Grattacieli.

Mi sono svegliato prestissimo, ho gli occhi neri neri tutt’intorno.

Come dice mia mamma “ho i calimari lunghi fino a qui”. Per “qui” intende la bocca.

Stanotte sono stato alzato a messaggiare con Veronica, mi sta vicina sempre. Credo che abbia capito, che io non posso amarla: è una femmina. Però le va bene così. Forse cerca solo un’anima più debole di lei, qualcuno da proteggere, da accarezzare. Una sera, avevamo bevuto tutti del Nebbiolo cattivo, a casa di Miriam, Veronica mi ha incrociato in corridoio. Usciva dal bagno e aveva gli occhi gonfi. Ho capito subito, che era per Alessandro. Si è avvicinata al mio petto, bassina, senza tacchi. Mi ha detto “Perché non è così?!” E io: “Così come?” “Come te!”. Poi si è allontanata rapida, decisa. È andata a ridere con le sue amiche, a dire che Walter è il solito cretino, che il prossimo concerto a cui andiamo è quello dei Kings of Leon. Gli Editors no, per favore.

Questa notte lei mi ha detto che ce la posso fare.

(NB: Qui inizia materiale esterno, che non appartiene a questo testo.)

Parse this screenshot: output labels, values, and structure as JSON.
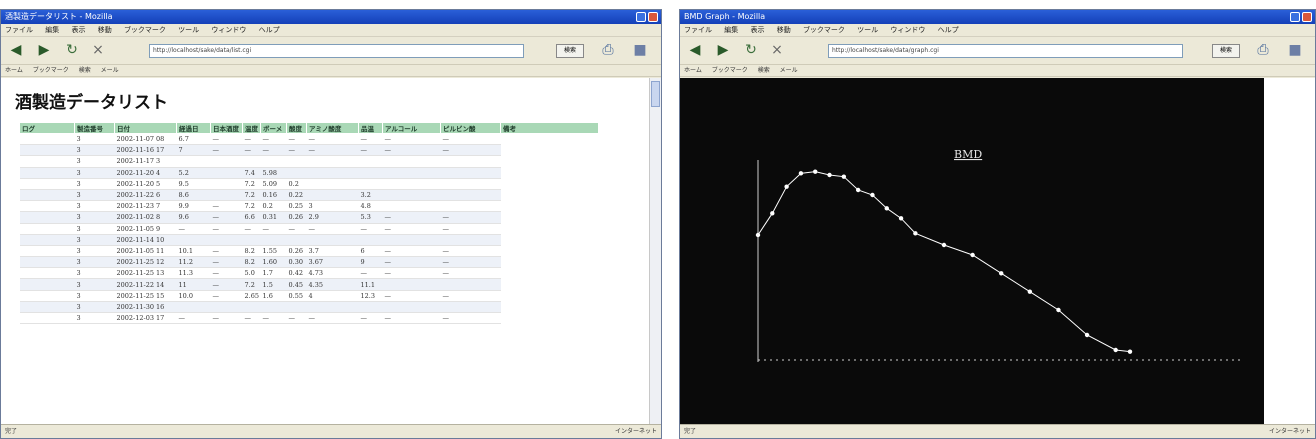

Sono venuto a Milano per fare un provino. Voglio entrare nel mondo dello spettacolo. Non mi interessa se devo ballare, cantare, recitare. Faccio tutto, io. Mi basta andare in televisione, mi basta uscire dalla merda della mia vita. La mia vita è una casa a Quarto Oggiaro. Una tenda di plastica al posto della porta del bagno. I vestiti di mio cugino su di me, su tutti i miei fratelli. Un uomo a casa, tanti uomini a casa. Nessuno che ho chiamato papà.

Scendo a Porta Garibaldi. Che bella, la nuova Milano.

Quanti sogni dentro questi palazzoni alti, che grattano il cielo. Lo voglio grattare anche io, il cielo. Prendere un po’ di azzurro sulla testa, come il glitter delle performance migliori. Nella vita ci vuole, il luccichio. Altrimenti cosa viviamo a fare?

Guardate me, dovrei piangere tutto il giorno. E invece ho la risata più contagiosa che possiate immaginare. Ho una giacca di pelle fucsia con le stelle nere. Un trolley firmato da tutti i miei amici.

Perché io spacco, capito?

Ditemi adesso cosa devo fare. E io lo faccio. Faccio tutto, io.